All interested stakeholders can submit their comments and observations on these two draft regulations before 21 March 2018. Along with these draft regulations, the Ministry of Finance also published an Italian translation of the 2017 OECD TP Guidelines.
Draft Ministerial Decree on the implementATION measures of transfer pricing provision
The draft Ministerial Decree builds upon the revised Italian provision on transfer pricing (article 110, para. 7, of the Italian Income Tax Code) which was amended on April 2017 to establish the arm’s length principle, as well as upon the new OECD TP Guidelines and BEPS Actions 8, 9 and 10.
The aim of the draft Decree is to address the issues that, in the past, caused most of the controversies between taxpayers and tax authorities. The main issues addressed are the following:
- Definition of the ownership threshold for being considered “associated enterprises” (50% threshold);
- Criteria to define comparability (same as the OECD Guidelines’ five comparability factors);
- Transfer pricing methods accepted and criteria for selection of the most appropriate method;
- Criteria to apply “bundled” vs. “unbundled” approach;
- Acceptance of the (entire) arm’s length range as compared to the tax authorities’ static preference for the median point in the range, which was very often the case in the past.
The former Italian TP provisions were quite formal in nature. The only legal reference to a price comparison was made to establish “normal value” in intercompany dealings. Reference to OECD methods was only implicitly done, causing several disputes and misunderstandings between taxpayers, tax authorities and tax judges. On several occasions, the Supreme Court ruled that the only method accepted under Italian law was the CUP method.
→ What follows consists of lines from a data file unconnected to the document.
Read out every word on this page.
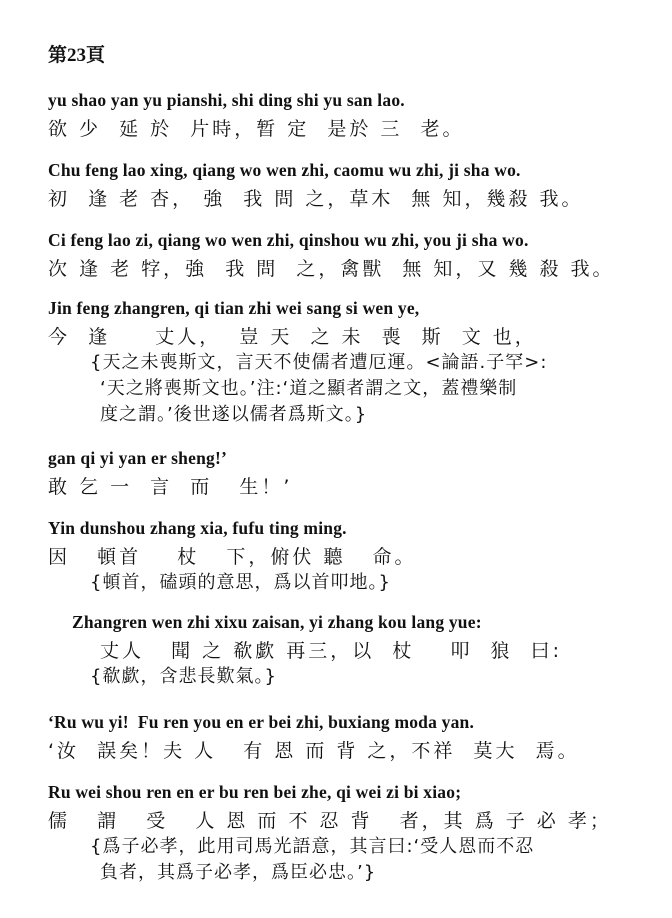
第23頁
yu shao yan yu pianshi, shi ding shi yu san lao.
欲 少  延 於  片時，暂 定  是於 三  老。
Chu feng lao xing, qiang wo wen zhi, caomu wu zhi, ji sha wo.
初  逢 老 杏， 強  我 問 之，草木  無 知，幾殺 我。
Ci feng lao zi, qiang wo wen zhi, qinshou wu zhi, you ji sha wo.
次 逢 老 牸，強  我 問  之，禽獸  無 知，又 幾 殺 我。
Jin feng zhangren, qi tian zhi wei sang si wen ye,
今  逢     丈人，  豈 天  之 未  喪  斯  文 也，
{天之未喪斯文，言天不使儒者遭厄運。<論語.子罕>:
‘天之將喪斯文也。’注:‘道之顯者謂之文，蓋禮樂制
度之謂。’後世遂以儒者爲斯文。}
gan qi yi yan er sheng!’
敢 乞 一  言  而   生！’
Yin dunshou zhang xia, fufu ting ming.
因   頓首    杖   下，俯伏 聽   命。
{頓首，磕頭的意思，爲以首叩地。}
Zhangren wen zhi xixu zaisan, yi zhang kou lang yue:
丈人   聞 之 欷歔 再三，以  杖    叩  狼  曰:
{欷歔，含悲長歎氣。}
‘Ru wu yi!  Fu ren you en er bei zhi, buxiang moda yan.
‘汝  誤矣！夫 人   有 恩 而 背 之，不祥  莫大  焉。
Ru wei shou ren en er bu ren bei zhe, qi wei zi bi xiao;
儒   謂   受   人 恩 而 不 忍 背   者，其 爲 子 必 孝；
{爲子必孝，此用司馬光語意，其言曰:‘受人恩而不忍
負者，其爲子必孝，爲臣必忠。’}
The draft Decree now clearly acknowledges the OECD methods. It is also in line with the OECD Guidelines, clearly stating that the most appropriate method should be applied and that only in those cases where a traditional and a transactional method are equally applicable, preference should be given to the traditional method (and to the CUP method above all).
Furthermore, the draft Decree clearly acknowledges that, when assessing compliance with the arm’s length standard during a tax audit, Italian tax authorities should consider the entire arm’s length (interquartile) range of results. They should not only refer to the median point in the range. This was very often the case in previous transfer pricing audits. Italian tax judges only recently started to sanction this behaviour.
Draft Regulation on corresponding adjustments
The draft regulation lays down the procedures for Italian group companies on how to request recognition of unilateral tax adjustments to the Italian tax authority in case of foreign tax audits. However, it does not clarify which principles the Italian tax authority should apply when deciding whether or not to approve the tax refund.
The draft clarifies that, in those cases where the request is rejected, the taxpayer always has the right to refer to the tax treaty or the EC mutual agreement procedures to avoid double taxation.